Voilà, mon cher ami, ce que j'avais à répondre à votre objection; et voici, en résumé, ce qui demeure prouvé par tout ce que nous avons dit: Le protestantisme est une Religion établie, il y a trois siècles, par des hommes qui n'avaient aucun titre, aucune mission pour établir une Religion nouvelle. Le Catholicisme, au contraire, est une Religion dont il faudra dire ou qu'elle n'a été fondée par personne, tandis qu'on peut nommer les fondateurs de toutes les autres Religions, ou qu'elle a été fondée par les Apôtres de Jésus-Christ.

Troisième Entretien.

Sur l'unité de la Foi.

Le Cath. Je renoue le fil de nos entretiens en vous adressant une question. Ne croyez-vous pas bonne et désirable la réunion fraternelle de tous les chrétiens dans la même Eglise, la même Religion, et la même Foi?

Le Prot. Je vais plus loin que vous. Il serait bon, désirable même, que non-seulement tous les chrétiens, mais tous les hommes en général eussent une seule et même foi, qu'ils professassent tous le Christianisme.

Le Cath. Assurément. Cependant, il est évident que Dieu qui, après avoir fait connaître la véritable Religion à nos premiers parents, n'a pas voulu, mais a permis que de fausses Religions envahissent le genre humain, n'a pas seulement permis, mais a voulu que la vraie Religion ne se rétablit que successivement parmi les hommes.
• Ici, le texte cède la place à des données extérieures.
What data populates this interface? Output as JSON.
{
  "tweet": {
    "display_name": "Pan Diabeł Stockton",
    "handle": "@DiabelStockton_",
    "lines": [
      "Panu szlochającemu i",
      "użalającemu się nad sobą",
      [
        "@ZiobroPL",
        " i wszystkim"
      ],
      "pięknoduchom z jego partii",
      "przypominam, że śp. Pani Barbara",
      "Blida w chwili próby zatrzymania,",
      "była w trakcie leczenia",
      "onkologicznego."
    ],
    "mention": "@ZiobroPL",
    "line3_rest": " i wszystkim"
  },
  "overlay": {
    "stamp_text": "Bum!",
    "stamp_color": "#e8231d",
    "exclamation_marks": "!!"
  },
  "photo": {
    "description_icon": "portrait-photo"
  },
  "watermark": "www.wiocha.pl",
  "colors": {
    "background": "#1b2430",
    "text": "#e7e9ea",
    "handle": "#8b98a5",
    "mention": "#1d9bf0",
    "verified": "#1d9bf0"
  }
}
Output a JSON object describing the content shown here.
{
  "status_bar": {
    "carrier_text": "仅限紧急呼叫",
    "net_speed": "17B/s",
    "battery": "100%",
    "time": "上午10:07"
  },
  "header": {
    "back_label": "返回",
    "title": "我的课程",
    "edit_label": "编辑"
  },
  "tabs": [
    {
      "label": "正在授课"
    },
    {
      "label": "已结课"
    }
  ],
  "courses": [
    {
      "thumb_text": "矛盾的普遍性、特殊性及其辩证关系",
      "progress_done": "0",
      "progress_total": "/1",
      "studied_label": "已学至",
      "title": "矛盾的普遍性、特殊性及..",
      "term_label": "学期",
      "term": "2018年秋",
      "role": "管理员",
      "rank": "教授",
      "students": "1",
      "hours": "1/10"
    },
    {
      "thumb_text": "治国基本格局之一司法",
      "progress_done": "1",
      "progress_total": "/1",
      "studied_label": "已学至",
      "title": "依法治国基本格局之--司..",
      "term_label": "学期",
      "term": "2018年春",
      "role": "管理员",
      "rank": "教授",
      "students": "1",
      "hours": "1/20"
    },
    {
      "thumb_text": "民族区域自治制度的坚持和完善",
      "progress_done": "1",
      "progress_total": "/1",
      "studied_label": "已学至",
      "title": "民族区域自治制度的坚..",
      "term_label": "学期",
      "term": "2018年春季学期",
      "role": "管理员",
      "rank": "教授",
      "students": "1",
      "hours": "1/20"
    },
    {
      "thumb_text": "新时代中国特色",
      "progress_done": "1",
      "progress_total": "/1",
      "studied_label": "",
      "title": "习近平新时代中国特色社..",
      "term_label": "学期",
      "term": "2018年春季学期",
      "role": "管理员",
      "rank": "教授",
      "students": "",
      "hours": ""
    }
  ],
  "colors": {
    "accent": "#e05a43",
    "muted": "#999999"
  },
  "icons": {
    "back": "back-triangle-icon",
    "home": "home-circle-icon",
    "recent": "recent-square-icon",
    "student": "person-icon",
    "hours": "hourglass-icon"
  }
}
Autrement il l'aurait révélée à tous à la fois, au lieu de ne la révéler d'abord qu'à un petit nombre de disciples choisis et chargés de la transmettre successivement à leurs semblables. Mille autres maux sont résultés de la chute du premier homme. Ces maux, la charité divine ne veut travailler à les réparer que de concert avec la charité humaine : il paraît devoir en être de même pour la restauration générale des premières vérités perdues. Mais, au lieu de vouloir pénétrer les conseils adorables de Dieu, nous ferons mieux de réfléchir sérieusement à ce qui peut contribuer à la propagation du Christianisme parmi ceux qui sont assis encore dans les ténèbres et les ombres de la mort. Et ne voyezvous pas combien y contribuerait l'unité de la foi rétablie parmi les chrétiens?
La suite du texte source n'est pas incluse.